Making your words understandable and inspirational isn’t about dumbing them down. Instead, it requires bringing in elements such as anecdote, mnemonic, metaphor, storytelling, and analogy in ways that connect the essence of a message with both logic and emotion. Almost everyone leading or creating has a vision, but the challenge is often expressing it in ways that relate and connect. Quick, think of some former Presidents of the United States and presidential candidates. Which ones are most memorable? Which ones are most likable? Which ones won? The leaders who stick in your mind are likely the ones who humanize their message and deliver it in ways that connect with everyone at some level, in turn inspiring others to relate to them while better appreciating the mission at hand.
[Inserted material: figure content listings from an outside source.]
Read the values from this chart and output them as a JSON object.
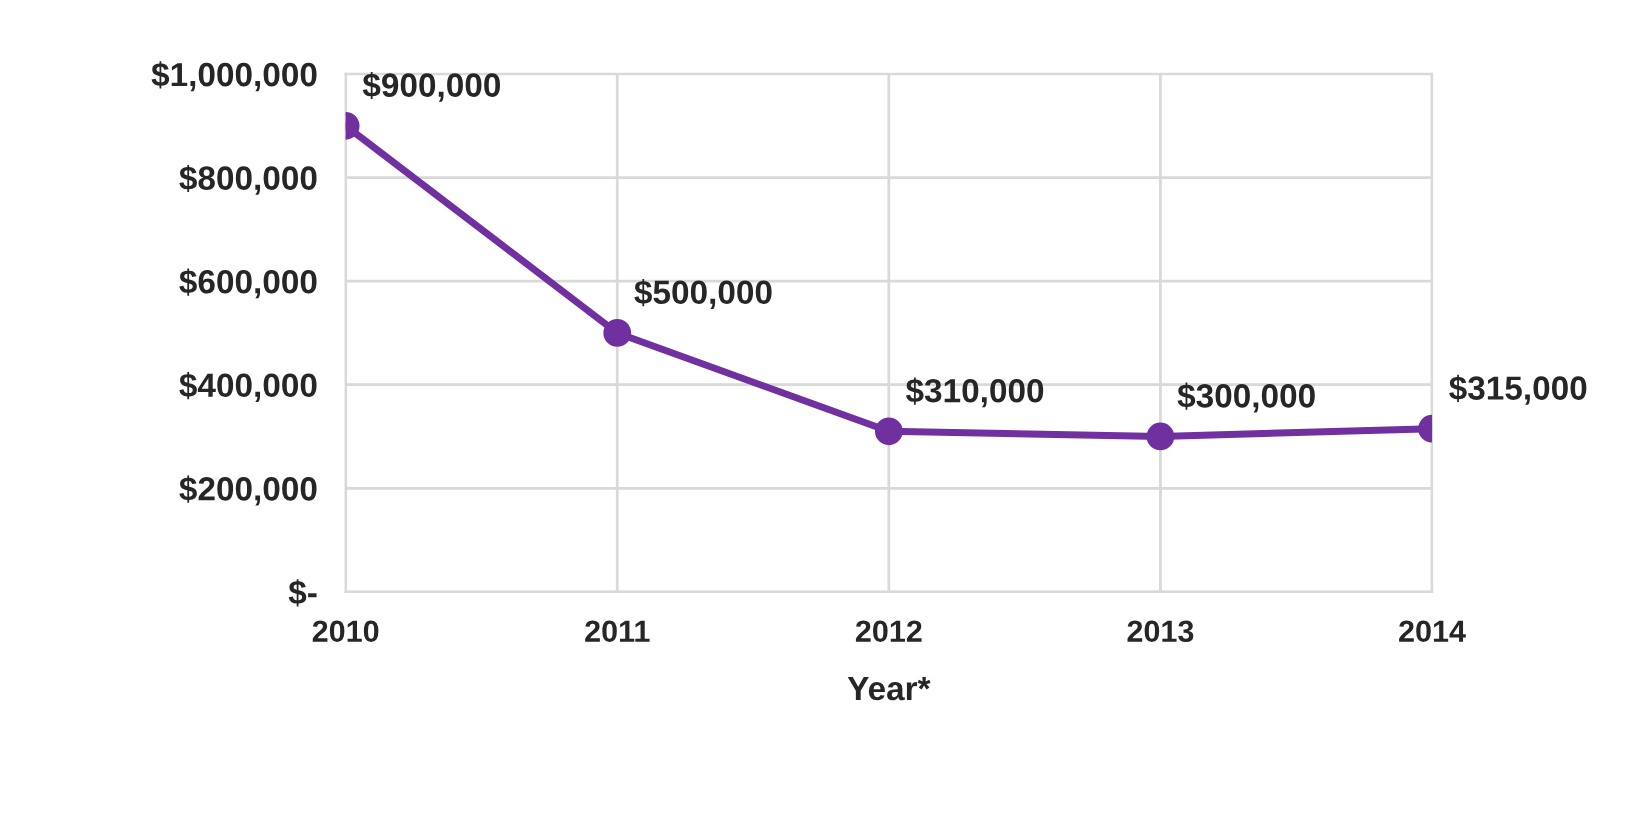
{
  "chart_data": {
    "type": "line",
    "xlabel": "Year*",
    "categories": [
      "2010",
      "2011",
      "2012",
      "2013",
      "2014"
    ],
    "series": [
      {
        "color": "#7030a0",
        "values": [
          900000,
          500000,
          310000,
          300000,
          315000
        ],
        "value_labels": [
          "$900,000",
          "$500,000",
          "$310,000",
          "$300,000",
          "$315,000"
        ]
      }
    ],
    "ylim": [
      0,
      1000000
    ],
    "yticks": [
      {
        "value": 0,
        "label": "$-"
      },
      {
        "value": 200000,
        "label": "$200,000"
      },
      {
        "value": 400000,
        "label": "$400,000"
      },
      {
        "value": 600000,
        "label": "$600,000"
      },
      {
        "value": 800000,
        "label": "$800,000"
      },
      {
        "value": 1000000,
        "label": "$1,000,000"
      }
    ],
    "grid": true,
    "marker": "circle",
    "line_style": "solid",
    "legend": false
  }
}
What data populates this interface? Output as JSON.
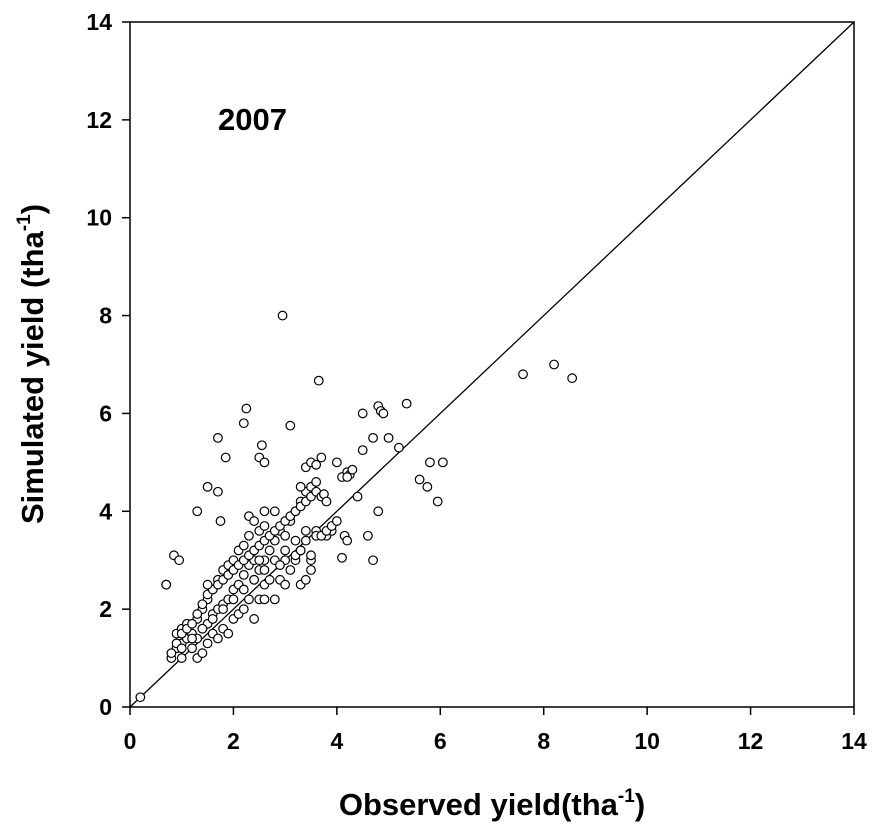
{
  "chart_data": {
    "type": "scatter",
    "annotation": "2007",
    "xlabel": "Observed yield(tha",
    "xlabel_sup": "-1",
    "xlabel_end": ")",
    "ylabel": "Simulated yield (tha",
    "ylabel_sup": "-1",
    "ylabel_end": ")",
    "xlim": [
      0,
      14
    ],
    "ylim": [
      0,
      14
    ],
    "xticks": [
      "0",
      "2",
      "4",
      "6",
      "8",
      "10",
      "12",
      "14"
    ],
    "yticks": [
      "0",
      "2",
      "4",
      "6",
      "8",
      "10",
      "12",
      "14"
    ],
    "grid": false,
    "reference_line": "1:1",
    "series": [
      {
        "x": [
          0.2,
          0.7,
          0.8,
          0.9,
          0.9,
          1.0,
          1.0,
          1.0,
          1.1,
          1.1,
          1.2,
          1.2,
          1.3,
          1.3,
          1.3,
          1.4,
          1.4,
          1.4,
          1.5,
          1.5,
          1.5,
          1.6,
          1.6,
          1.6,
          1.7,
          1.7,
          1.7,
          1.8,
          1.8,
          1.8,
          1.9,
          1.9,
          1.9,
          2.0,
          2.0,
          2.0,
          2.1,
          2.1,
          2.1,
          2.2,
          2.2,
          2.2,
          2.3,
          2.3,
          2.3,
          2.4,
          2.4,
          2.4,
          2.5,
          2.5,
          2.5,
          2.6,
          2.6,
          2.6,
          2.7,
          2.7,
          2.8,
          2.8,
          2.9,
          2.9,
          3.0,
          3.0,
          3.1,
          3.1,
          3.2,
          3.2,
          3.3,
          3.3,
          3.4,
          3.4,
          3.5,
          3.5,
          3.6,
          3.6,
          0.8,
          0.9,
          1.0,
          1.1,
          1.2,
          1.3,
          1.4,
          1.5,
          1.6,
          1.7,
          1.8,
          1.9,
          2.0,
          2.1,
          2.2,
          2.3,
          2.4,
          2.5,
          2.6,
          2.7,
          2.8,
          2.9,
          3.0,
          3.1,
          3.2,
          3.3,
          3.4,
          3.5,
          1.0,
          1.2,
          1.4,
          1.6,
          1.8,
          2.0,
          2.2,
          2.4,
          2.6,
          2.8,
          3.0,
          3.2,
          3.4,
          0.7,
          0.85,
          0.95,
          1.3,
          1.5,
          1.7,
          1.75,
          1.85,
          2.2,
          2.25,
          2.5,
          2.55,
          2.6,
          2.95,
          3.1,
          1.5,
          1.7,
          2.3,
          2.6,
          2.8,
          3.3,
          3.4,
          3.5,
          3.6,
          3.7,
          3.8,
          3.9,
          4.0,
          4.1,
          4.2,
          4.25,
          4.3,
          4.5,
          4.5,
          4.7,
          4.8,
          4.85,
          4.9,
          5.0,
          5.2,
          5.35,
          3.6,
          3.7,
          3.75,
          3.8,
          4.1,
          4.15,
          4.2,
          4.4,
          4.6,
          4.7,
          4.8,
          5.6,
          5.75,
          5.8,
          5.95,
          6.05,
          3.0,
          3.2,
          3.3,
          3.5,
          3.6,
          3.7,
          3.8,
          3.9,
          4.0,
          4.2,
          3.3,
          3.4,
          3.5,
          2.9,
          7.6,
          8.2,
          8.55,
          2.4,
          2.5,
          2.6,
          3.65
        ],
        "y": [
          0.2,
          2.5,
          1.0,
          1.2,
          1.5,
          1.0,
          1.3,
          1.6,
          1.4,
          1.7,
          1.2,
          1.5,
          1.0,
          1.4,
          1.8,
          1.1,
          1.6,
          2.0,
          1.3,
          1.7,
          2.2,
          1.5,
          1.9,
          2.4,
          1.4,
          2.0,
          2.6,
          1.6,
          2.1,
          2.8,
          1.5,
          2.2,
          2.9,
          1.8,
          2.4,
          3.0,
          1.9,
          2.5,
          3.2,
          2.0,
          2.7,
          3.3,
          2.2,
          2.9,
          3.5,
          1.8,
          2.6,
          3.0,
          2.2,
          2.8,
          3.6,
          2.5,
          3.0,
          3.7,
          2.6,
          3.2,
          2.2,
          3.4,
          2.6,
          3.6,
          2.5,
          3.5,
          2.8,
          3.8,
          3.0,
          4.0,
          3.2,
          4.2,
          3.4,
          4.4,
          3.0,
          4.5,
          3.6,
          4.6,
          1.1,
          1.3,
          1.5,
          1.6,
          1.7,
          1.9,
          2.1,
          2.3,
          2.4,
          2.5,
          2.6,
          2.7,
          2.8,
          2.9,
          3.0,
          3.1,
          3.2,
          3.3,
          3.4,
          3.5,
          3.6,
          3.7,
          3.8,
          3.9,
          4.0,
          4.1,
          4.2,
          4.3,
          1.2,
          1.4,
          1.6,
          1.8,
          2.0,
          2.2,
          2.4,
          2.6,
          2.8,
          3.0,
          3.2,
          3.4,
          3.6,
          2.5,
          3.1,
          3.0,
          4.0,
          4.5,
          4.4,
          3.8,
          5.1,
          5.8,
          6.1,
          5.1,
          5.35,
          5.0,
          8.0,
          5.75,
          2.5,
          5.5,
          3.9,
          4.0,
          4.0,
          4.5,
          4.9,
          5.0,
          4.95,
          5.1,
          3.5,
          3.6,
          5.0,
          4.7,
          4.8,
          4.75,
          4.85,
          5.25,
          6.0,
          5.5,
          6.15,
          6.05,
          6.0,
          5.5,
          5.3,
          6.2,
          4.4,
          4.3,
          4.35,
          4.2,
          3.05,
          3.5,
          3.4,
          4.3,
          3.5,
          3.0,
          4.0,
          4.65,
          4.5,
          5.0,
          4.2,
          5.0,
          3.0,
          3.1,
          3.2,
          3.1,
          3.5,
          3.5,
          3.6,
          3.7,
          3.8,
          4.7,
          2.5,
          2.6,
          2.8,
          2.9,
          6.8,
          7.0,
          6.72,
          3.8,
          3.0,
          2.2,
          6.67
        ]
      }
    ]
  }
}
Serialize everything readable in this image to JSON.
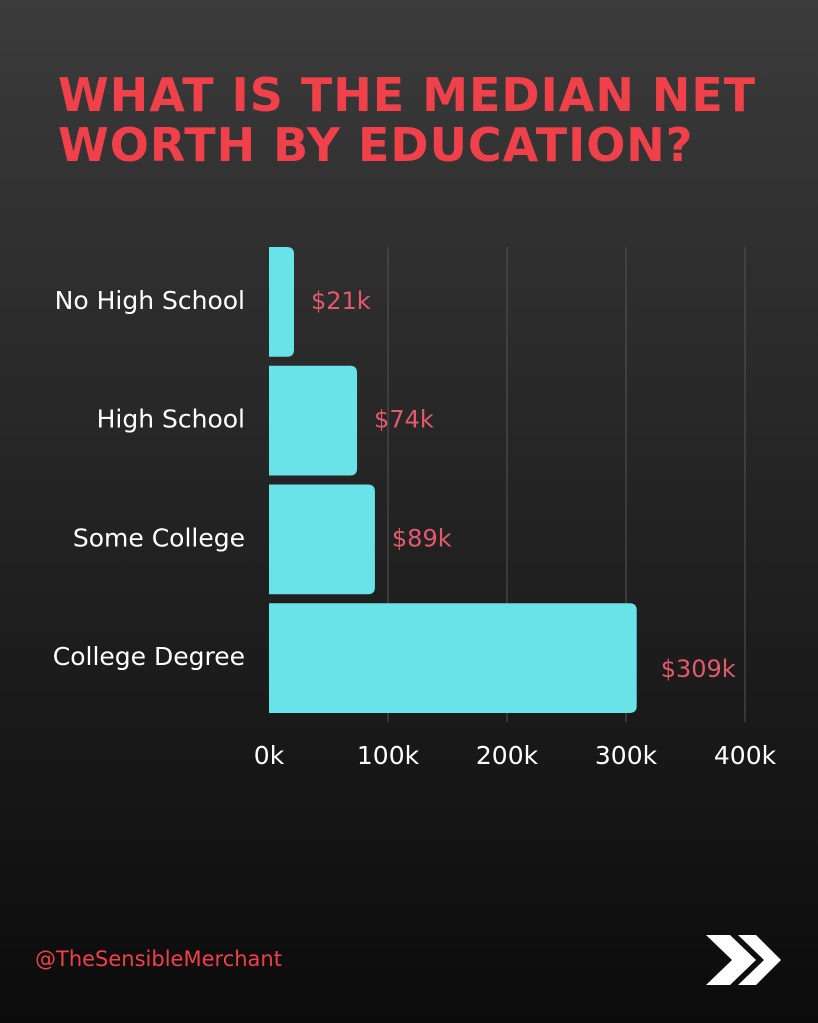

I have enormous respect for poets and writers who are able to touch our souls and enhance our understanding of concepts and ideas by writing simply and straightforwardly. Take, for example, Arthur Miller’s Death of a Salesman — the tale of a tragic hero, Willy Loman, whose fallibility lies in his lack of self-awareness. The play’s enduring power comes from its straightforward telling of the human story — our aspirations and disappointments and how we deal with them. There is something in it for almost everyone to relate to.